Kavanaugh went on to make a case against those remaining rules.
“The NCAA acknowledges that it controls the market for college athletes. The NCAA concedes that its compensation rules set the price of student athlete labor at a below-market rate. And the NCAA recognizes that student athletes currently have no meaningful ability to negotiate with the NCAA over the compensation rules,” he wrote. He went on to attack NCAA’s past argument that the rules are procompetitive because they help define college sports as featuring unpaid amateurs, calling this claim “circular and unpersuasive.”
Kavanaugh then compared the NCAA to other industries, noting the absurdity of suggesting that nurses’ wages should be capped because it would make their work “purer,” or that restaurant customer prefer eating food made by low-paid cooks.

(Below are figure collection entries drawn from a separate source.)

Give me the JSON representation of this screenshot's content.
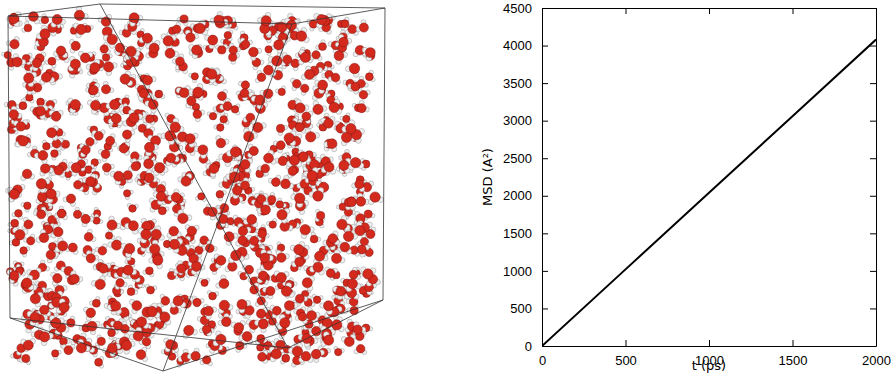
{
  "chart_data": {
    "type": "line",
    "x_label": "t (ps)",
    "y_label": "MSD (A²)",
    "x": [
      0,
      500,
      1000,
      1500,
      2000
    ],
    "values": [
      0,
      1020,
      2040,
      3060,
      4080
    ],
    "color": "#000000",
    "xlim": [
      0,
      2000
    ],
    "xticks": [
      0,
      500,
      1000,
      1500,
      2000
    ],
    "ylim": [
      0,
      4500
    ],
    "yticks": [
      0,
      500,
      1000,
      1500,
      2000,
      2500,
      3000,
      3500,
      4000,
      4500
    ],
    "grid": false
  }
}
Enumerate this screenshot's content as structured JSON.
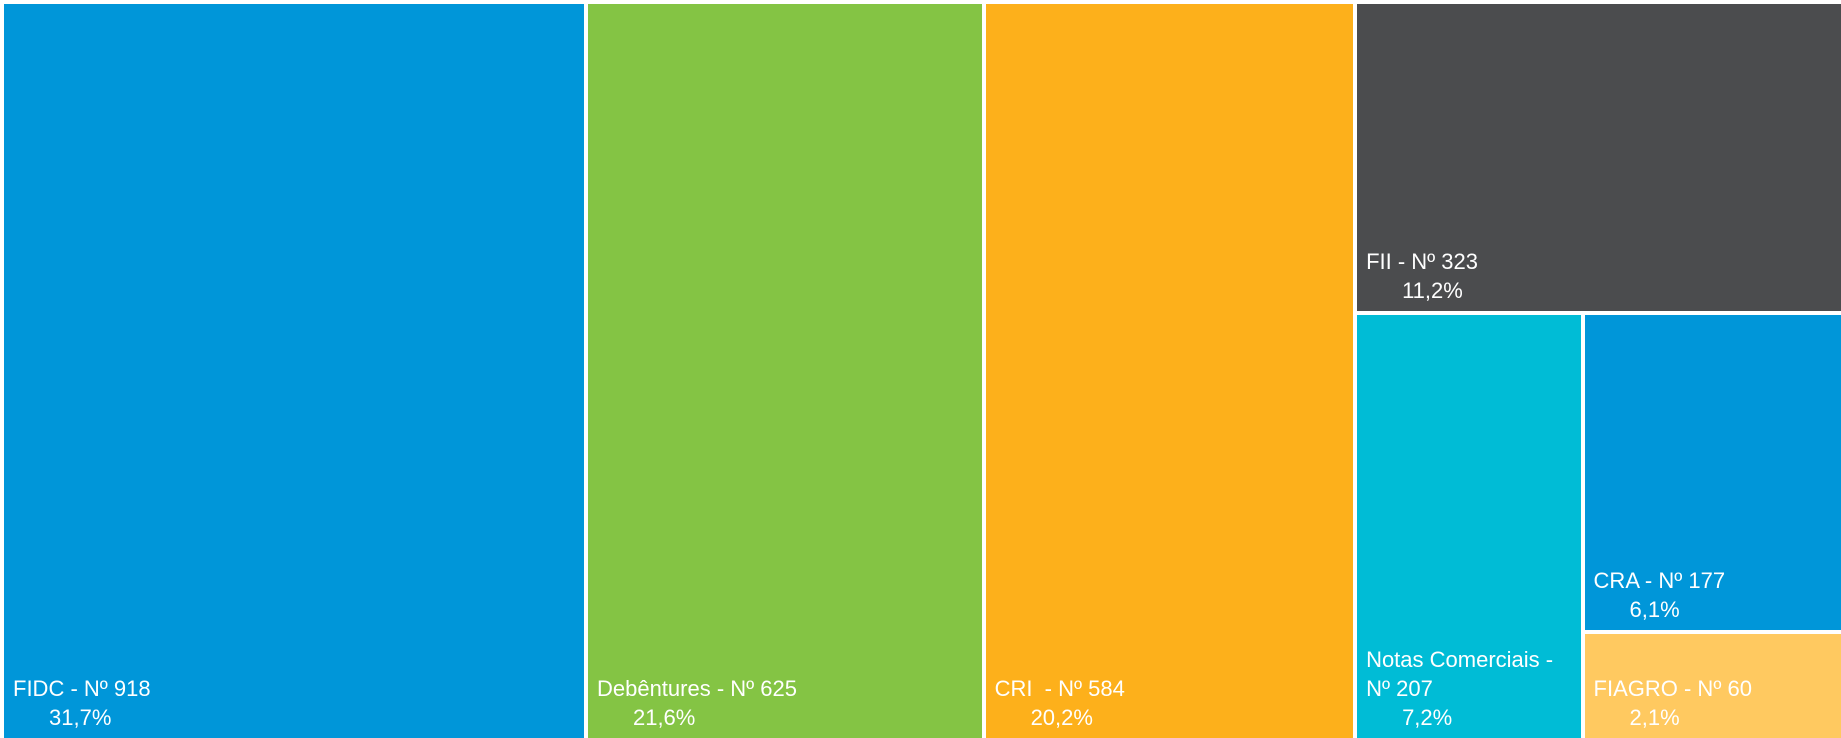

“The NCAA’s business model would be flatly illegal in almost any other industry in America,” Kavanaugh said.
“Nowhere else in America can businesses get away with agreeing not to pay their workers a fair market rate on the theory that their product is defined by not paying their workers a fair market rate. And under ordinary principles of antitrust law, it is not evident why college sports should be any different,” he concluded. “The NCAA is not above the law.”